Narasi sejarah tak pernah netral. Selalu ada seleksi, siapa yang layak dikenang atau siapa yang harus disisihkan. Sejarah yang kita pelajari seringkali bicara tentang kemenangan, kekuatan, dan persatuan demi memperkuat citra maju di mata khalayak.
Pengalaman yang dianggap mengganggu stabilitas dan termasuk isu yang sensitif seperti kekerasan seksual kerap diabaikan dan disembunyikan. Bahkan, pengalaman perempuan seringkali tidak dicatat atau hanya muncul sebagai catatan pinggiran dalam sejarah nasional. Akibatnya, ingatan kolektif bangsa terbentuk tanpa mengakui pengalaman diversitas perempuan.
Istilah “pemerkosaan massal” yang digunakan untuk menggambarkan kekerasan seksual terhadap perempuan Tionghoa, justru disangkal kebenarannya, termasuk dalam agenda penulisan ulang sejarah Indonesia.
Penyangkalan ini memicu kemarahan publik. Penulisan ulang sejarah yang seharusnya menjadi agenda pemulihan bagi para penyintas perempuan, justru memperlihatkan adanya kepentingan tertentu dan rentan melanggengkan trauma dan kekerasan berulang. Melihat situasi ini, mengapa pengalaman perempuan seringkali tidak didengar?
Potensi Kekerasan Berulang pada Penulisan Ulang Sejarah Indonesia
Proyek penulisan ulang sejarah yang diusung menekankan pada perspektif Indonesia-sentris dan tone yang positif. Hal ini dimaksudkan untuk mempersatukan bangsa dan kepentingan nasional melalui narasi yang seragam.
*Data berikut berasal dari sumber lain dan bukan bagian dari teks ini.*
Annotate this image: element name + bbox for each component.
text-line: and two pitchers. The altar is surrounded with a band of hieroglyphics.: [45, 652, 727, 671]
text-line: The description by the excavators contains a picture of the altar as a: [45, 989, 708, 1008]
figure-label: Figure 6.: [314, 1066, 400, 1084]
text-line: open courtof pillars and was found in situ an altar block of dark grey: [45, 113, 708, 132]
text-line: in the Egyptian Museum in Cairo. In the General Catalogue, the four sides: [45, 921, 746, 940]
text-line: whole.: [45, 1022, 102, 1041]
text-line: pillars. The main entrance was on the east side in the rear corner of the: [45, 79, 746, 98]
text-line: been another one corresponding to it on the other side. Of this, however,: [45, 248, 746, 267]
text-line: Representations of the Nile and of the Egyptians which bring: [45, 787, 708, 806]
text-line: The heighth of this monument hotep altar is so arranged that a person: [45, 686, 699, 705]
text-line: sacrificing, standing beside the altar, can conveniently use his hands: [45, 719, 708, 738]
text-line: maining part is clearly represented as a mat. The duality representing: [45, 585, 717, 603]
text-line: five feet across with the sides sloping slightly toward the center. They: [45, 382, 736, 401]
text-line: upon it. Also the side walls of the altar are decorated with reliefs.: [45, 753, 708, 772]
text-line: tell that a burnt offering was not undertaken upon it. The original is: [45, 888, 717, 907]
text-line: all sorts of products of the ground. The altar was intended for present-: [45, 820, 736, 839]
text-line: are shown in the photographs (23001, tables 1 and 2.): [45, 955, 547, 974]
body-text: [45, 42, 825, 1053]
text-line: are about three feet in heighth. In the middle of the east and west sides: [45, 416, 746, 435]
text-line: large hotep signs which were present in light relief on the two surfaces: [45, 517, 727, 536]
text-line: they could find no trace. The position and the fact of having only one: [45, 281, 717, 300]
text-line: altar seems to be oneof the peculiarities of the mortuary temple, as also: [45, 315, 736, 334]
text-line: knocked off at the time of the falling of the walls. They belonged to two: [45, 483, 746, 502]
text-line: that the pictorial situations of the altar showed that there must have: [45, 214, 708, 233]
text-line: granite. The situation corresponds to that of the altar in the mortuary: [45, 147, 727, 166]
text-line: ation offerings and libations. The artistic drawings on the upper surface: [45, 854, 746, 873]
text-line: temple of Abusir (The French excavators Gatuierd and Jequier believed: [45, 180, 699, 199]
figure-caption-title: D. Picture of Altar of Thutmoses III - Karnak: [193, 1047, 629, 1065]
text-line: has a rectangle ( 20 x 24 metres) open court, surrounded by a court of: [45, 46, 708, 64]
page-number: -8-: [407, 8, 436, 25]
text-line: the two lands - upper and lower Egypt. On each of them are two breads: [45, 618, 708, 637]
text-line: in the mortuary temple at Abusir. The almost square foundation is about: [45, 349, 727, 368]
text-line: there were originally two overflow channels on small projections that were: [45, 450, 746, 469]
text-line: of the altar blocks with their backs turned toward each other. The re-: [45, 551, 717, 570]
Wacana ini mencerminkan maksud pemerintah untuk memperkuat identitas nasional melalui penyatuan narasi.
Kepentingan untuk menajamkan tone positif juga menunjukkan ada tujuan samar yang membatasi analisis kritis. Pada akhirnya, penulisan ulang sejarah hanya akan berujung pada versi narasi yang menguntungkan kelompok tertentu saja.
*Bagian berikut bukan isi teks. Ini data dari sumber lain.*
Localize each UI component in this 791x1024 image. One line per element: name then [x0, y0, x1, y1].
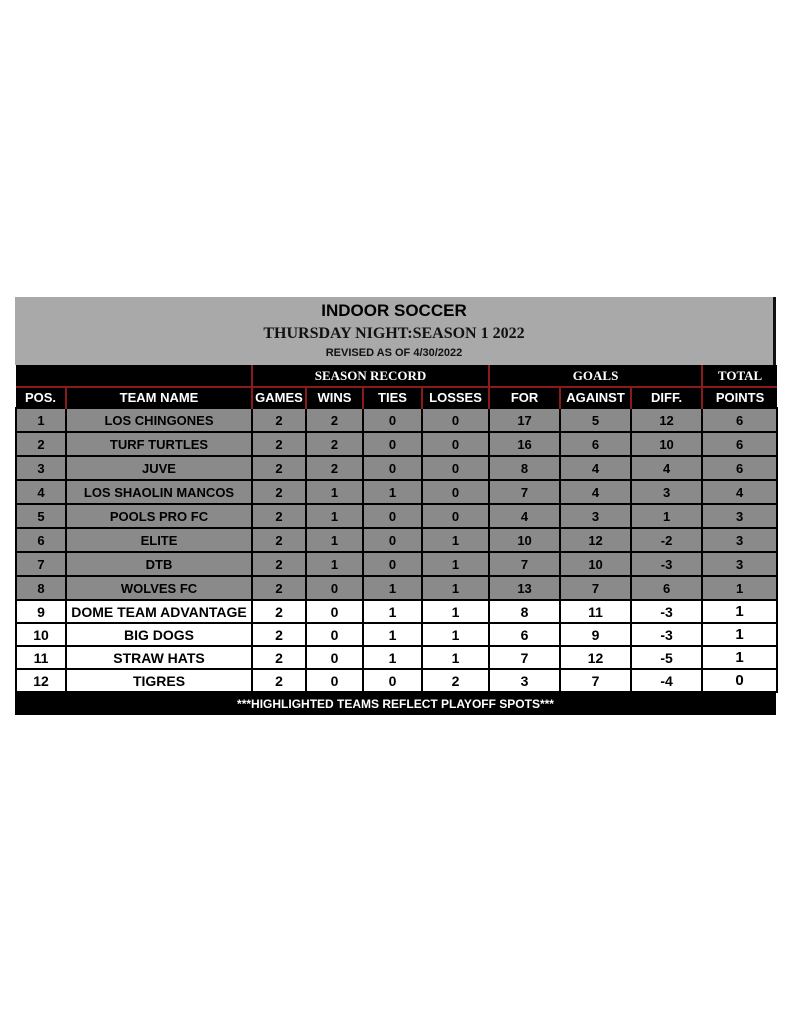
page-subtitle: THURSDAY NIGHT:SEASON 1 2022 [263, 325, 525, 342]
cell-for: 7 [489, 646, 560, 669]
cell-pos: 9 [16, 600, 66, 623]
cell-games: 2 [252, 576, 306, 600]
cell-team: LOS SHAOLIN MANCOS [66, 480, 252, 504]
cell-points: 1 [702, 646, 777, 669]
cell-diff: 12 [631, 408, 702, 432]
cell-team: JUVE [66, 456, 252, 480]
cell-losses: 0 [422, 432, 489, 456]
title-block [15, 297, 776, 365]
col-wins: WINS [306, 387, 363, 408]
cell-ties: 0 [363, 528, 422, 552]
cell-pos: 7 [16, 552, 66, 576]
cell-points: 3 [702, 552, 777, 576]
cell-points: 1 [702, 600, 777, 623]
cell-diff: -2 [631, 528, 702, 552]
cell-ties: 0 [363, 669, 422, 692]
table-row [16, 600, 777, 623]
cell-team: POOLS PRO FC [66, 504, 252, 528]
cell-against: 9 [560, 623, 631, 646]
cell-for: 8 [489, 600, 560, 623]
col-games: GAMES [252, 387, 306, 408]
cell-ties: 1 [363, 480, 422, 504]
cell-losses: 1 [422, 552, 489, 576]
cell-wins: 1 [306, 552, 363, 576]
cell-points: 6 [702, 408, 777, 432]
cell-wins: 2 [306, 408, 363, 432]
group-total: TOTAL [702, 365, 777, 387]
cell-wins: 1 [306, 504, 363, 528]
standings-table [15, 365, 778, 693]
table-row [16, 646, 777, 669]
cell-team: STRAW HATS [66, 646, 252, 669]
cell-ties: 1 [363, 646, 422, 669]
cell-diff: 1 [631, 504, 702, 528]
cell-against: 5 [560, 408, 631, 432]
cell-losses: 0 [422, 408, 489, 432]
cell-points: 6 [702, 456, 777, 480]
cell-wins: 1 [306, 480, 363, 504]
cell-team: TURF TURTLES [66, 432, 252, 456]
cell-pos: 5 [16, 504, 66, 528]
cell-points: 6 [702, 432, 777, 456]
cell-diff: 4 [631, 456, 702, 480]
cell-wins: 0 [306, 669, 363, 692]
cell-games: 2 [252, 623, 306, 646]
cell-points: 0 [702, 669, 777, 692]
cell-losses: 1 [422, 646, 489, 669]
cell-pos: 11 [16, 646, 66, 669]
cell-against: 4 [560, 480, 631, 504]
cell-losses: 0 [422, 456, 489, 480]
col-points: POINTS [702, 387, 777, 408]
cell-against: 12 [560, 646, 631, 669]
cell-points: 3 [702, 504, 777, 528]
cell-for: 3 [489, 669, 560, 692]
cell-against: 10 [560, 552, 631, 576]
table-row [16, 528, 777, 552]
cell-pos: 1 [16, 408, 66, 432]
cell-wins: 0 [306, 623, 363, 646]
col-ties: TIES [363, 387, 422, 408]
revised-date: REVISED AS OF 4/30/2022 [325, 347, 463, 359]
group-blank [16, 365, 252, 387]
cell-pos: 12 [16, 669, 66, 692]
cell-for: 8 [489, 456, 560, 480]
column-header-row [16, 387, 777, 408]
cell-losses: 1 [422, 576, 489, 600]
cell-ties: 0 [363, 432, 422, 456]
table-row [16, 576, 777, 600]
cell-for: 17 [489, 408, 560, 432]
group-season-record: SEASON RECORD [252, 365, 489, 387]
cell-diff: -3 [631, 600, 702, 623]
cell-diff: 3 [631, 480, 702, 504]
cell-wins: 1 [306, 528, 363, 552]
playoff-note: ***HIGHLIGHTED TEAMS REFLECT PLAYOFF SPOTS*** [15, 693, 776, 715]
cell-for: 7 [489, 552, 560, 576]
cell-points: 3 [702, 528, 777, 552]
cell-ties: 0 [363, 456, 422, 480]
cell-pos: 3 [16, 456, 66, 480]
cell-losses: 1 [422, 600, 489, 623]
cell-points: 1 [702, 576, 777, 600]
table-row [16, 408, 777, 432]
cell-against: 6 [560, 432, 631, 456]
cell-diff: -4 [631, 669, 702, 692]
group-goals: GOALS [489, 365, 702, 387]
standings-sheet [15, 297, 776, 715]
cell-games: 2 [252, 669, 306, 692]
col-for: FOR [489, 387, 560, 408]
cell-diff: -3 [631, 623, 702, 646]
cell-against: 7 [560, 669, 631, 692]
table-row [16, 623, 777, 646]
table-row [16, 480, 777, 504]
cell-against: 3 [560, 504, 631, 528]
cell-team: BIG DOGS [66, 623, 252, 646]
cell-ties: 0 [363, 408, 422, 432]
cell-for: 7 [489, 480, 560, 504]
cell-team: WOLVES FC [66, 576, 252, 600]
cell-against: 4 [560, 456, 631, 480]
col-diff: DIFF. [631, 387, 702, 408]
cell-team: DOME TEAM ADVANTAGE [66, 600, 252, 623]
cell-against: 12 [560, 528, 631, 552]
cell-ties: 1 [363, 576, 422, 600]
cell-ties: 0 [363, 504, 422, 528]
cell-games: 2 [252, 504, 306, 528]
cell-losses: 1 [422, 528, 489, 552]
cell-team: LOS CHINGONES [66, 408, 252, 432]
cell-team: ELITE [66, 528, 252, 552]
cell-losses: 0 [422, 504, 489, 528]
cell-wins: 0 [306, 576, 363, 600]
cell-games: 2 [252, 528, 306, 552]
cell-diff: 10 [631, 432, 702, 456]
cell-for: 16 [489, 432, 560, 456]
cell-team: DTB [66, 552, 252, 576]
cell-games: 2 [252, 552, 306, 576]
cell-diff: -5 [631, 646, 702, 669]
cell-losses: 1 [422, 623, 489, 646]
cell-games: 2 [252, 456, 306, 480]
col-losses: LOSSES [422, 387, 489, 408]
cell-pos: 4 [16, 480, 66, 504]
cell-ties: 1 [363, 623, 422, 646]
col-pos: POS. [16, 387, 66, 408]
cell-wins: 2 [306, 432, 363, 456]
col-against: AGAINST [560, 387, 631, 408]
cell-points: 1 [702, 623, 777, 646]
cell-ties: 0 [363, 552, 422, 576]
cell-games: 2 [252, 600, 306, 623]
cell-games: 2 [252, 408, 306, 432]
cell-points: 4 [702, 480, 777, 504]
cell-ties: 1 [363, 600, 422, 623]
table-row [16, 456, 777, 480]
cell-games: 2 [252, 432, 306, 456]
table-row [16, 504, 777, 528]
cell-losses: 0 [422, 480, 489, 504]
group-header-row [16, 365, 777, 387]
cell-wins: 0 [306, 646, 363, 669]
cell-diff: -3 [631, 552, 702, 576]
cell-for: 4 [489, 504, 560, 528]
cell-pos: 10 [16, 623, 66, 646]
cell-pos: 8 [16, 576, 66, 600]
cell-for: 6 [489, 623, 560, 646]
cell-against: 11 [560, 600, 631, 623]
cell-for: 10 [489, 528, 560, 552]
cell-against: 7 [560, 576, 631, 600]
cell-pos: 6 [16, 528, 66, 552]
cell-wins: 0 [306, 600, 363, 623]
cell-team: TIGRES [66, 669, 252, 692]
cell-pos: 2 [16, 432, 66, 456]
cell-games: 2 [252, 480, 306, 504]
cell-diff: 6 [631, 576, 702, 600]
page-title: INDOOR SOCCER [321, 301, 467, 320]
cell-losses: 2 [422, 669, 489, 692]
table-row [16, 432, 777, 456]
table-row [16, 552, 777, 576]
table-row [16, 669, 777, 692]
cell-for: 13 [489, 576, 560, 600]
cell-games: 2 [252, 646, 306, 669]
cell-wins: 2 [306, 456, 363, 480]
col-team: TEAM NAME [66, 387, 252, 408]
Selain itu, hal tersebut justru kontraproduktif terhadap penyembuhan kolektif. Jika dilihat dari konteksnya, tragedi 1998 tidak hanya berbicara soal “amuk massa” atas krisis ekonomi dan ketidakpuasan terhadap rezim Orde Baru.
Lebih ekstrim lagi, kekerasan sistematis tersusun, termasuk pemerkosaan massal terhadap perempuan Tionghoa. Sayangnya, narasi tersebut seolah kabur dalam memetakan siapa yang terlibat, siapa yang bertanggungjawab, dan bagaimana kekerasan dibiarkan terjadi. Konsekuensinya, absennya pengakuan dan penegakan hukum atas terjadinya pelanggaran HAM yang terjadi justru abai terhadap pemenuhan hak-hak korban yang berpotensi terjadinya kekerasan berulang, bahkan memperkuat impunitas.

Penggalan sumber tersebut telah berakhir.